Tous les artistes se plaignent d’une augmentation de la charge administrative pour obtenir leurs droits (les aides sociales) ou des subsides (souvent limités à mille ou 1 500 euros), pour lesquels ils faut remplir des formulaires de demande longs comme un bras. Le drame, pour les artistes, c’est que durant ce processus, on ne parle jamais de contenu, d’esthétique, de ce qu’ils disent, montrent, peignent. De leur regard sur la société, des questions qu’ils posent. En étant occupés à introduire une nomenclature, un vocabulaire communs, des règles et des barèmes, on en oublie de lire des romans passionnants, d’aller au théâtre pour un spectacle hors normes, au cinéma pour un film révolutionnaire ou assister à un concert touchant aux larmes. À force de parler d’économie et d’administration, n’est-on pas en train de perdre de vue l’essentiel ?

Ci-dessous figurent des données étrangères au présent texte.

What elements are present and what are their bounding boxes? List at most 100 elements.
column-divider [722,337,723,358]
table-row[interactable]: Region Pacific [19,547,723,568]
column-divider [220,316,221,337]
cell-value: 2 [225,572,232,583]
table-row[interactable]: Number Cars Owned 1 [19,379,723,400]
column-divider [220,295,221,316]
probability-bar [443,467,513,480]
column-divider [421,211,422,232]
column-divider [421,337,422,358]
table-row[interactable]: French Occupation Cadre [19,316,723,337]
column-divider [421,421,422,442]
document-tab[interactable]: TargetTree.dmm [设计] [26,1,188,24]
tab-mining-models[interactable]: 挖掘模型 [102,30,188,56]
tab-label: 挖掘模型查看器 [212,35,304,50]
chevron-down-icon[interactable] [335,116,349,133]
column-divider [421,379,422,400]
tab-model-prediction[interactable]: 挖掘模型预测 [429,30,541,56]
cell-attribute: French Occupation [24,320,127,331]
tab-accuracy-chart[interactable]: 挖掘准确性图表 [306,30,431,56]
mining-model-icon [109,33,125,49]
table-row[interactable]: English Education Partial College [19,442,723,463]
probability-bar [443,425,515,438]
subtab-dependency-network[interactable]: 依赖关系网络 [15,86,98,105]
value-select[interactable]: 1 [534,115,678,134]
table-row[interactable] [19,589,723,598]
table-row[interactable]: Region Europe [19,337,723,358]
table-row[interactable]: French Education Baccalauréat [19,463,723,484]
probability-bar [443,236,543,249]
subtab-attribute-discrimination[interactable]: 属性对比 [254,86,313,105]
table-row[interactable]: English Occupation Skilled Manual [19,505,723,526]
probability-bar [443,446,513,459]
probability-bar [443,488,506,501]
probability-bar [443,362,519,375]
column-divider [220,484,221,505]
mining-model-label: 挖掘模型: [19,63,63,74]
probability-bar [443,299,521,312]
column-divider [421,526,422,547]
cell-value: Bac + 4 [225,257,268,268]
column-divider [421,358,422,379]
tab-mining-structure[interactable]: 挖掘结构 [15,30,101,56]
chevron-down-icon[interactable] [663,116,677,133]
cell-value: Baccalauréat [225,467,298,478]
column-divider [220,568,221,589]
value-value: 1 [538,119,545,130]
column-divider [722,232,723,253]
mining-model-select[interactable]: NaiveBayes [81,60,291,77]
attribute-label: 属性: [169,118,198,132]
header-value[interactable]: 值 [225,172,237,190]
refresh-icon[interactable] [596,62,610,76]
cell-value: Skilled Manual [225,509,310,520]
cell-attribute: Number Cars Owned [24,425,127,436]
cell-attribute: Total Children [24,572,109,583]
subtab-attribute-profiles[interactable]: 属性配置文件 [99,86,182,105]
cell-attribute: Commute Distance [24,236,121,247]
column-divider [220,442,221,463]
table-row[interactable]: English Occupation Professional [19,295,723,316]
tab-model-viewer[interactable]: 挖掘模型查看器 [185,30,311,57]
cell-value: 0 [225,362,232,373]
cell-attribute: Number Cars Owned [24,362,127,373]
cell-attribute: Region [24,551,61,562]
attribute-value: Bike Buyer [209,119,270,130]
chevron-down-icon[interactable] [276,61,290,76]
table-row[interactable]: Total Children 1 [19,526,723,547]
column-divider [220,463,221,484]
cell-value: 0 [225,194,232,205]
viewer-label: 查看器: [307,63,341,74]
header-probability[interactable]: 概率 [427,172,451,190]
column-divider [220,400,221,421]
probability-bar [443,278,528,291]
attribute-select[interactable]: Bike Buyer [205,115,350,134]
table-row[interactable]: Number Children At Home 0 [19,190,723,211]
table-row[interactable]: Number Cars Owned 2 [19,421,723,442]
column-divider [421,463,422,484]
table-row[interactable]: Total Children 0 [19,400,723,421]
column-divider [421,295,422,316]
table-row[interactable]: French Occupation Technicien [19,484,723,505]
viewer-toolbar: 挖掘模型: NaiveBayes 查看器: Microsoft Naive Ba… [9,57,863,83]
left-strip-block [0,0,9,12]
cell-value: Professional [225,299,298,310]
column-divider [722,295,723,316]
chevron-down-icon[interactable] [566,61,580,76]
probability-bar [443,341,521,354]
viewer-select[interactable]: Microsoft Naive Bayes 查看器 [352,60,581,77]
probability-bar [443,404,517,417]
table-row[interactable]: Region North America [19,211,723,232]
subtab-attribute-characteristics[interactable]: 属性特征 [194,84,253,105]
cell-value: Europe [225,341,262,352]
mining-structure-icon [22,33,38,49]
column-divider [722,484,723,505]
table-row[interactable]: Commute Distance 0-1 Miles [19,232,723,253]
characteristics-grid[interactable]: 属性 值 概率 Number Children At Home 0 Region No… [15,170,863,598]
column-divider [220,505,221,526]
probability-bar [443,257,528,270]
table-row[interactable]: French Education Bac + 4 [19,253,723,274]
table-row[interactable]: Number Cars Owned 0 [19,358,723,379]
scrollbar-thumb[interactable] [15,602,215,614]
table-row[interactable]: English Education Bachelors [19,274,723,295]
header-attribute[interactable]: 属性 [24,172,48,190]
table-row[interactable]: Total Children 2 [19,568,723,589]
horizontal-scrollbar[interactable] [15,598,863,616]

Le public Il y aurait, affirma Jo Kox, 13 550 sièges dans les théâtres, salles de concert et autres centres culturels régionaux à occuper tous les soirs à travers le pays. C’est énorme. Mais ce public potentiel, on le connaît encore trop peu. Alors certains novices – Xavier Bettel au ministère, Marc Hostert à la présidence du Cercle artistique – tentent de le saisir à l’aide d’un sondage rapide acheté chez TNS-Ilres. Et sont tristes que beaucoup des personnes interrogées ne connaissent pas de peintre du tout et, parmi toutes les disciplines possibles, seules des stars comme Serge Tonnar, Fausti ou feu Thierry van Werveke. Mais en réalité, le public s’exprime beaucoup : il affirme ses préférences en achetant des tickets pour un tribute show d’un groupe des années 1970 plutôt que pour une formation électro avant-gardiste, en allant voir le Hoppen Théid plutôt qu’un spectacle de Romeo Castellucci, en plébiscitant les films de Andy Bausch plutôt qu’un film art et essai exotique (sans sous-titres). Mais il y a aussi un public plus averti, de plus en plus nombreux, qui apprécie l’offre pointue du Grand Théâtre et les solistes stars de la Philharmonie, qui va voir un artiste au Mudam, pas pour le découvrir, mais pour retrouver des œuvres dénichées à la dernière Art Basel ou à la biennale de Venise. Ce public-là, dans toute sa diversité, est le seul acteur à ne pas avoir été consulté dans ce processus si « bottom up » du Plan de développement culturel. Une partie de ce public a le droit de vote (pas tous, car beaucoup sont étrangers). Mais la culture n’est quasiment jamais un enjeu aux élections.